The small-scale network consists of six nodes, sixteen links, and two O–D pairs, as shown in Fig. 1. Travel demands for O–D pairs (1–6) and (6–1) are, respectively, five and ten. Because there is not enough data to calibrate the models, the models are solved by various values of β. The results are summarized in Table 1. In this table the results of the two types of the model, i.e., the traditional utility-based, and the proposed regret-based approach have been shown. The numbers presented in this table are the link flows for different values of β. The Z’s are the values of the objective function in each approach. The lower three rows are the similar results for deterministic traffic assignment based on the Beckman’s formulation.

Fig. 1
figure 1

The small-scale test network, (the link numbers are seen close to each link)

Table 1 Equilibrium flows of the small-scale test network based on regret theory and utility theory

It can be seen in Table 1 that by increasing the value of β in UTBM, the flows tend to deterministic user equilibrium flows and decreasing the value of that diminishes the sensitivity of the flow to travel time, i.e., the demand will divide equally on paths independent to the paths’ travel times. The results obtained from RTBM show that by increasing the value of β, some links reach the deterministic user equilibrium flow, but the others do not. In RTBM, the travel time of each path is compared with respect to the others, and so two parallel paths by different travel times but with low magnitudes with respect to the travel time of other paths can have nearly same preferences. In addition, it can be seen that to reach nearly the same flows by RTBM and UTBM, the amount of β in UTBM must be approximately ten times of it in RTBM.

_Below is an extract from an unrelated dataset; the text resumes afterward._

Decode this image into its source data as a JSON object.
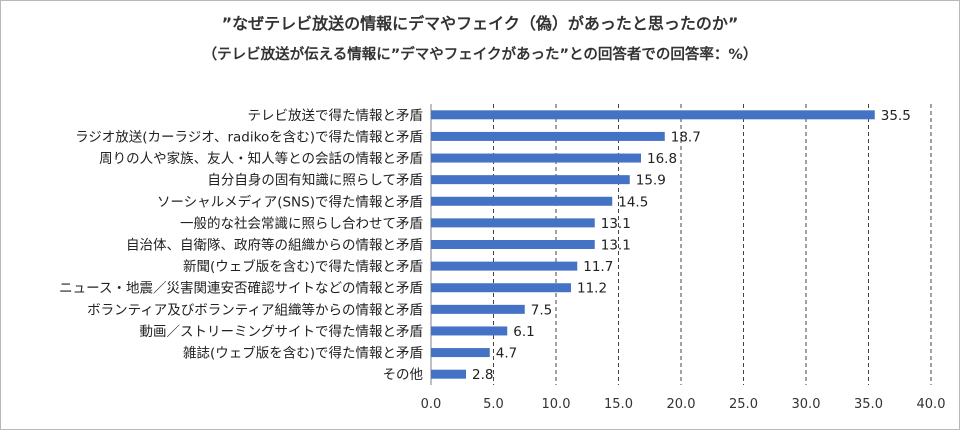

The medium-scale test network is the well-known aggregated network of the city of Sioux Falls, Dakota, as shown in Fig. 2. It consists of 24 nodes and 76 links. Here the network is solved by two different values of β for each of regret-based and utility-based models. The results are presented in Table 2. In this table the results of the two types of the model, i.e., the traditional utility-based, and the proposed regret-based approach have been shown. The numbers presented in this table are the link flows for two different values of β. The Z’s are the values of the objective function in each approach. By taking β = 0.001 for RTBM and β = 0.1 for UTBM, the obtained flows of links will be nearly the same for these two models, and that is the same for the pair β = 1 for RTBM and β = 100 for UTBM. It implies that by scaling the value of β by an appropriate scale factor RTBM and UTBM can be equivalent. This observation can be easily proven.

Fig. 2
figure 2

The medium-scale test network

Table 2 Equilibrium flows of the medium-scale test network based on regret theory and utility theory

5 Conclusion

In this paper stochastic user equilibrium by regret-based route choice modeling approach is considered. It has been shown in the literature, conventional utility theory approach has shortcomings and an alternative approach is introduced called regret theory. Based on regret theory a random regret-minimization model has been developed. But RRM considers an option with respect to all outperforming options and this fact that the option may outperform some others has no effect on total regret of that. Also, RRM does not lead to a closed-form SUE. So an alternative definition of the regret of an option and a closed form SUE is developed based on it. Numerical results show that RTBM and UTBM may be equivalent and this is proved mathematically too. As β value increases, UTBM yields more deterministic answers, while RTBM tends to resist that, because the flows of some links still remain almost the same as the stochastic results.